Canto

Misia

par Filipe Francisco Carreira le 18/03/2004

Note: 8.0    
Morceaux qui Tuent
Tia minha gentil
Horas de breu
Valsa das sombras


Déjà septième album pour Misia et son fado atypique. Née à Porto d'un père portugais et d'une mère catalane, elle passe par Madrid et Barcelone avant de s'installer à Lisbonne et de proposer une vision personnelle du fado où piano et violons s'associent bientôt aux traditionnelles guitares portugaises à douze cordes. Son premier album sort en 1991 : à l'époque, le genre est tombé en disgrâce, aussi Misia ne fait pas seulement figure d'ovni dans le monde du fado mais d'ovni tout court. Finalement l'apparition d'une nouvelle classe de "fadistas" (Cristina Branco, Katia Guerreiro et Mariza) redistribue les cartes et fait d'elle une référence. Depuis le début, Misia ne fait que suivre son instinct et c'est encore son instinct qui la pousse en 2003 à adapter les thèmes composés par Carlos Paredes, l'homme qui a révolutionné la guitare portugaise et traumatisé plusieurs générations de musiciens nationaux. Ceux-ci se sont donnés rendez-vous en juin dernier sur la compilation "Movimentos perpétuos" afin de rendre hommage à un artiste majeur qu'une maladie prive de son instrument depuis maintenant dix ans.

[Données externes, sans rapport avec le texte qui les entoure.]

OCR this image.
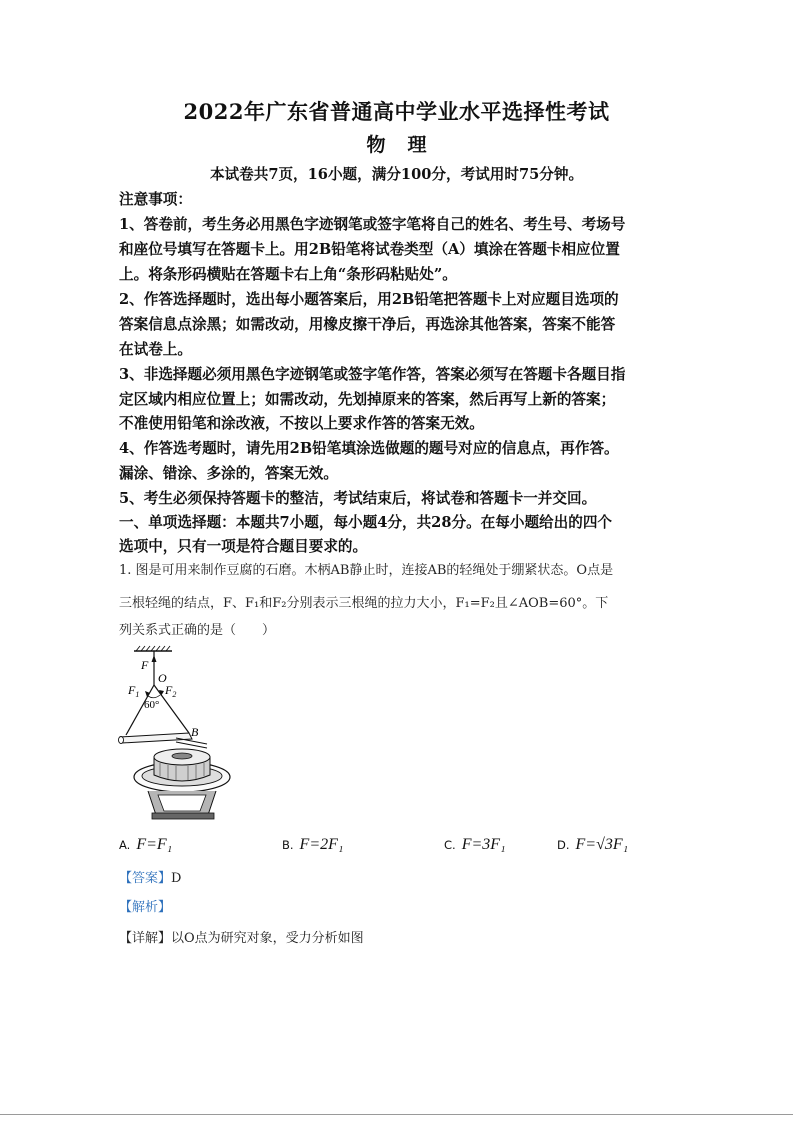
2022年广东省普通高中学业水平选择性考试
物理
本试卷共7页，16小题，满分100分，考试用时75分钟。
注意事项：
1、答卷前，考生务必用黑色字迹钢笔或签字笔将自己的姓名、考生号、考场号
和座位号填写在答题卡上。用2B铅笔将试卷类型（A）填涂在答题卡相应位置
上。将条形码横贴在答题卡右上角“条形码粘贴处”。
2、作答选择题时，选出每小题答案后，用2B铅笔把答题卡上对应题目选项的
答案信息点涂黑；如需改动，用橡皮擦干净后，再选涂其他答案，答案不能答
在试卷上。
3、非选择题必须用黑色字迹钢笔或签字笔作答，答案必须写在答题卡各题目指
定区域内相应位置上；如需改动，先划掉原来的答案，然后再写上新的答案；
不准使用铅笔和涂改液，不按以上要求作答的答案无效。
4、作答选考题时，请先用2B铅笔填涂选做题的题号对应的信息点，再作答。
漏涂、错涂、多涂的，答案无效。
5、考生必须保持答题卡的整洁，考试结束后，将试卷和答题卡一并交回。
一、单项选择题：本题共7小题，每小题4分，共28分。在每小题给出的四个
选项中，只有一项是符合题目要求的。
1. 图是可用来制作豆腐的石磨。木柄AB静止时，连接AB的轻绳处于绷紧状态。O点是
三根轻绳的结点，F、F₁和F₂分别表示三根绳的拉力大小，F₁=F₂且∠AOB=60°。下
列关系式正确的是（　　）
F
O
$F_1$ $F_2$
60°
B
A. F=F₁	B. F=2F₁	C. F=3F₁	D. F=√3F₁
【答案】D
【解析】
【详解】以O点为研究对象，受力分析如图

Si Misia participe au projet, elle ne s'en contente guère et fait appel aux paroliers Vasco Graça Moura et Sergio Godinho, à l'arrangeur Henri Agnel, spécialiste de l'œuvre de Paredes, et au quintette de la Camerata de Bourgogne pour enregistrer ce vibrant "Canto". La troublante intimité qui se révèle invite au recueillement plus qu'elle ne l'impose - "Sem saber" - et si l'univers de Misia paraît sombre, il se montre également ouvert : dans "Pressagios de Alfama", guitares et violons se lancent dans un dialogue qui n'a rien de stérile ou d'hermétique. La porte et la fenêtre restent ouvertes aux courants d'air, aux curieux venus apprécier ce jeu de questions-réponses, cette émulation - provocation ? - entre éléments rivaux et jaloux. Sans oublier la voix : sobre mais déterminée, elle évite élégamment les clichés de la démonstration de force et de la surenchère technique. Elle se laisse du temps et de l'espace pour monter plus spontanément - "Valsa das sombras" - sans faire dans la modération ou les calculs mesquins : elle file la chair de poule dans "Lamento das rosas bravas" où, portée par des arrangements tourbillonnants, elle atteint des sommets embrumés. Autre titre marquant, "Tia minha gentil" débute comme le vilain canard avant de s'emballer pour finalement laisser bouche bée : mieux vaut ne pas être surpris à ce moment-là et encore moins avouer qu'on se sent un peu comme Rocky après son combat avec Apollo Creed, à la fois groggy et heureux.

Jusqu'à son épilogue somptueux (l'instrumental "Balada de Coimbra"), "Canto" continue d'être balayé de moments forts ("Horas de breu", "Tim tim por tim tim") et n'a de cesse de confronter sa poésie et son mystère à un genre populaire, flirtant dangereusement - et donc courageusement - avec les limites de l'impopularité.